Mario watched the boy he’d never seen in his life run off. He was no godson or goddamn anything else, for that matter, this Eloíno (what was his real name?). He’d read Mario’s name on his badge, that’s how he knew it, no mystery there; the enigma lay elsewhere, in the question of why they lived that fiction, why they accepted it so naturally, why two complete strangers had lived a moment like that together …
* * *
but the territories were lost even before they were won
the lands did not grow
the population did not increase
the missions grew
the long whip of the Franciscans grew, the whip of implacable colonizers moved by the philosophy of the common good above individual liberty, the letter arrives with the whip, the word of God is written in blood, faith arrives as well,
whip for the Pueblos because the brothers previously used it on themselves, doing penitence and inflicting it: but
the rebellions increased,
Indians against Indians, Pueblos against Apaches,
Indians against Spaniards, Pimas against whites,
until they culminated in the great rebellion of the Pueblos in 1680, it took them two weeks to liberate their lands, to destroy and sack, to kill twenty-one missionaries, burn the harvest, expel the Spaniards, and realize they could no longer live without them, their crops, their shotguns, their horses: Bernardo de Gálvez, a little more than twenty years old and with the energy of more than twenty men, established peace by means of a ruse:
the technique for subjugating the wild Indians of the Río Grande is to give them rifles made of soft metal with long, flimsy barrels so they’ll depend on Spain for their replacement parts, “The more rifles, the less arrows,” says the young, energetic Río Grande peacemaker and future viceroy of New Spain, Gálvez of Galveston,
let the Indians lose the ability to shoot arrows, which kill more Spaniards than badly used rifles:
“Better a bad peace than a pyrrhic victory,” says G
álvez for the ages,
but just plain peace requires inhabitants, and there are only three thousand in the río grande, río bravo, they invite families from Tenerife, they give them land, free entry, the title of hidalgo, fifteen families from the Canary Islands come to San Antonio, exhausted by the voyage from Santa Cruz to Veracruz, colonists come from Málaga, exhausted by the voyage to the Río Grande,
and the first gringos arrive:
the territories were lost before they were won
JUAN ZAMORA
Juan Zamora had a nightmare, and when he woke up to find that what he’d dreamed was real, he went to the border and now he’s here standing among the demonstrators. But Juan Zamora doesn’t raise his fists or spread his arms in a cross. In one hand he carries a doctor’s bag. And under each arm, two boxes of medicine.

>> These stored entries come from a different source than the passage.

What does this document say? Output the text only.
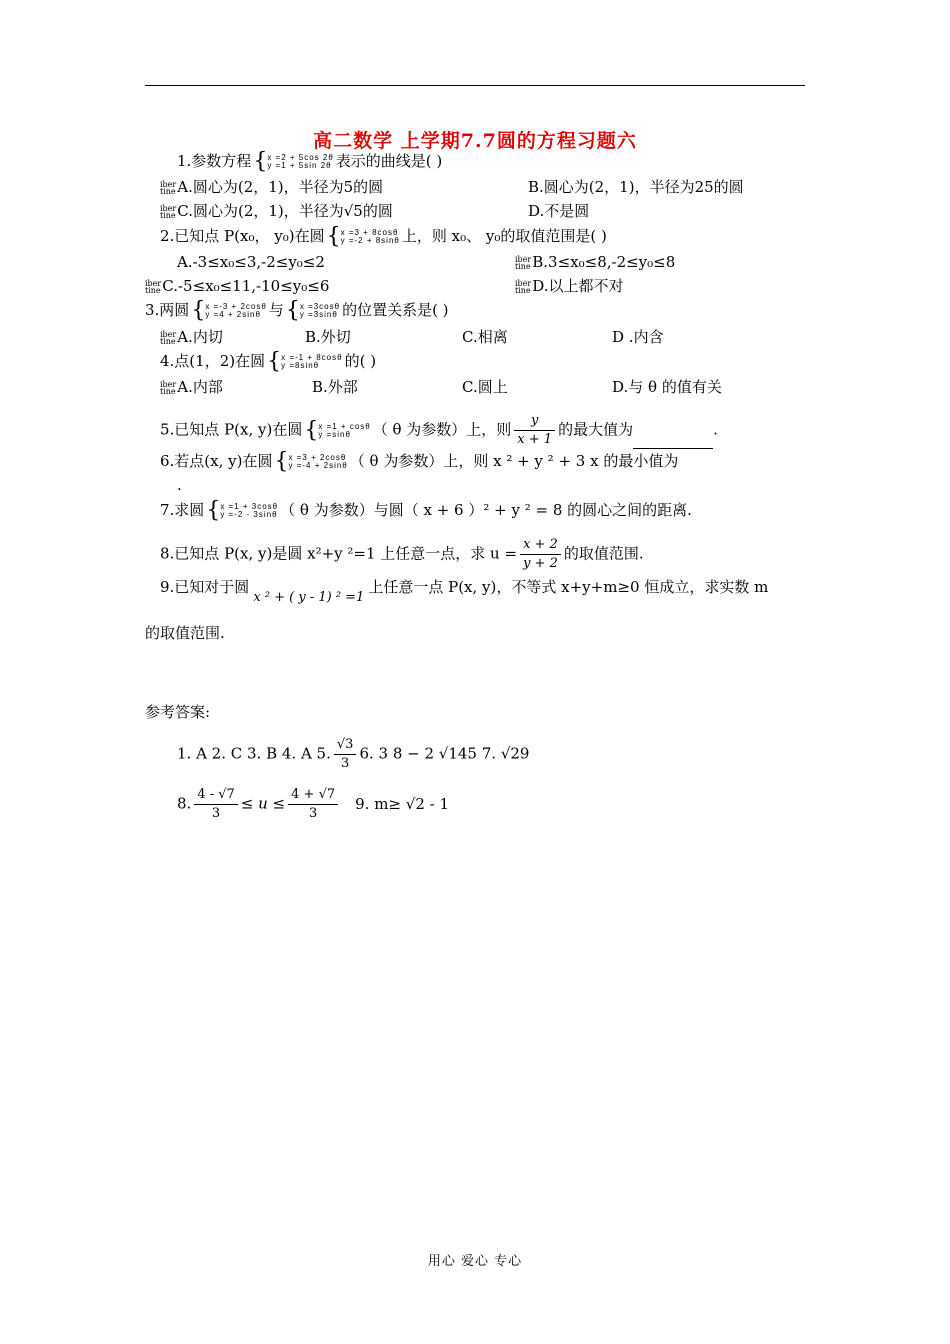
高二数学 上学期7.7圆的方程习题六
1.参数方程{x =2 + 5cos 2θ
y =1 + 5sin 2θ 表示的曲线是( )
iber
tine A.圆心为(2，1)，半径为5的圆	B.圆心为(2，1)，半径为25的圆
iber
tine C.圆心为(2，1)，半径为√5的圆	D.不是圆
2.已知点 P(x₀， y₀)在圆{x =3 + 8cosθ
y =-2 + 8sinθ 上，则 x₀、 y₀的取值范围是( )
A.-3≤x₀≤3,-2≤y₀≤2	iber
tine B.3≤x₀≤8,-2≤y₀≤8
iber
tine C.-5≤x₀≤11,-10≤y₀≤6	iber
tine D.以上都不对
3.两圆{x =-3 + 2cosθ
y =4 + 2sinθ 与{x =3cosθ
y =3sinθ 的位置关系是( )
iber
tine A.内切	B.外切	C.相离	D .内含
4.点(1，2)在圆{x =-1 + 8cosθ
y =8sinθ 的( )
iber
tine A.内部	B.外部	C.圆上	D.与 θ 的值有关
5.已知点 P(x, y)在圆{x =1 + cosθ
y =sinθ （ θ 为参数）上，则 $\frac{y}{x + 1}$ 的最大值为	.
6.若点(x, y)在圆{x =3 + 2cosθ
y =-4 + 2sinθ （ θ 为参数）上，则 x ² + y ² + 3 x 的最小值为
.
7.求圆{x =1 + 3cosθ
y =-2 - 3sinθ （ θ 为参数）与圆（ x + 6 ）² + y ² = 8 的圆心之间的距离.
8.已知点 P(x, y)是圆 x²+y ²=1 上任意一点，求 $u = \frac{x + 2}{y + 2}$ 的取值范围.
9.已知对于圆x ² + ( y - 1) ² =1上任意一点 P(x, y)，不等式 x+y+m≥0 恒成立，求实数 m
的取值范围.
参考答案:
1. A 2. C 3. B 4. A 5. $\frac{√3}{3} 6$. 3 8 − 2 √145 7. √29
8. $\frac{4 - √7}{3} \le u \le \frac{4 + √7}{3} 9$. m≥ √2 - 1
用心 爱心 专心
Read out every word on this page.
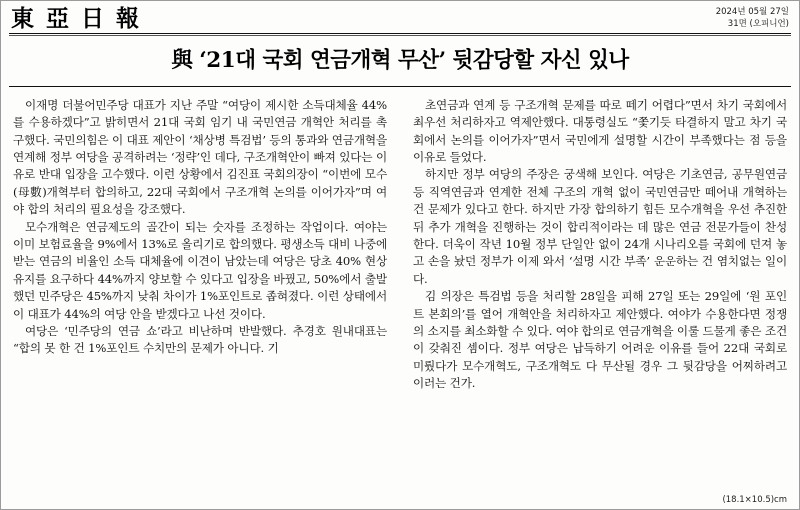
東 亞 日 報	2024년 05월 27일
31면 (오피니언)
與 ‘21대 국회 연금개혁 무산’ 뒷감당할 자신 있나

이재명 더불어민주당 대표가 지난 주말 “여당이 제시한 소득대체율 44%를 수용하겠다”고 밝히면서 21대 국회 임기 내 국민연금 개혁안 처리를 촉구했다. 국민의힘은 이 대표 제안이 ‘채상병 특검법’ 등의 통과와 연금개혁을 연계해 정부 여당을 공격하려는 ‘정략’인 데다, 구조개혁안이 빠져 있다는 이유로 반대 입장을 고수했다. 이런 상황에서 김진표 국회의장이 “이번에 모수(母數)개혁부터 합의하고, 22대 국회에서 구조개혁 논의를 이어가자”며 여야 합의 처리의 필요성을 강조했다.

모수개혁은 연금제도의 골간이 되는 숫자를 조정하는 작업이다. 여야는 이미 보험료율을 9%에서 13%로 올리기로 합의했다. 평생소득 대비 나중에 받는 연금의 비율인 소득 대체율에 이견이 남았는데 여당은 당초 40% 현상 유지를 요구하다 44%까지 양보할 수 있다고 입장을 바꿨고, 50%에서 출발했던 민주당은 45%까지 낮춰 차이가 1%포인트로 좁혀졌다. 이런 상태에서 이 대표가 44%의 여당 안을 받겠다고 나선 것이다.

여당은 ‘민주당의 연금 쇼’라고 비난하며 반발했다. 추경호 원내대표는 “합의 못 한 건 1%포인트 수치만의 문제가 아니다. 기

초연금과 연계 등 구조개혁 문제를 따로 떼기 어렵다”면서 차기 국회에서 최우선 처리하자고 역제안했다. 대통령실도 “쫓기듯 타결하지 말고 차기 국회에서 논의를 이어가자”면서 국민에게 설명할 시간이 부족했다는 점 등을 이유로 들었다.

하지만 정부 여당의 주장은 궁색해 보인다. 여당은 기초연금, 공무원연금 등 직역연금과 연계한 전체 구조의 개혁 없이 국민연금만 떼어내 개혁하는 건 문제가 있다고 한다. 하지만 가장 합의하기 힘든 모수개혁을 우선 추진한 뒤 추가 개혁을 진행하는 것이 합리적이라는 데 많은 연금 전문가들이 찬성한다. 더욱이 작년 10월 정부 단일안 없이 24개 시나리오를 국회에 던져 놓고 손을 놨던 정부가 이제 와서 ‘설명 시간 부족’ 운운하는 건 염치없는 일이다.

김 의장은 특검법 등을 처리할 28일을 피해 27일 또는 29일에 ‘원 포인트 본회의’를 열어 개혁안을 처리하자고 제안했다. 여야가 수용한다면 정쟁의 소지를 최소화할 수 있다. 여야 합의로 연금개혁을 이룰 드물게 좋은 조건이 갖춰진 셈이다. 정부 여당은 납득하기 어려운 이유를 들어 22대 국회로 미뤘다가 모수개혁도, 구조개혁도 다 무산될 경우 그 뒷감당을 어찌하려고 이러는 건가.

(18.1×10.5)cm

He dreamed about the border and saw it as an enormous bloody wound, a sick body, mute in the face of its ills, on the point of shouting, torn by its loyalties, and beaten, finally, by political callousness, demagoguery, and corruption. What was the name of the border sickness? Dr. Juan Zamora didn’t know and for that reason he was here, to relieve the pain, to give back to the United States the fruits of his studies at Cornell, of the scholarship Don Leonardo Barroso got for him fourteen years earlier, when Juan was a boy and lived through some sad loves …
On his white shirt, Juan wears a pin, the number 187 canceled by a diagonal line that annuls the proposition approved in California, denying Mexican immigrants education and health benefits. Juan Zamora had arranged an invitation to a Los Angeles hospital and had seen that Mexicans no longer went there for care. He visited Mexican neighborhoods. People were scared to death. If they went to the hospital—they told him—they would be reported and turned over to the police. Juan told them it wasn’t true, that the hospital authorities were human, they wouldn’t report anyone. But the fear was unbearable. The illnesses too. One case here, another there, an infection, pneumonia, badly treated, fatal. Fear killed more than any virus.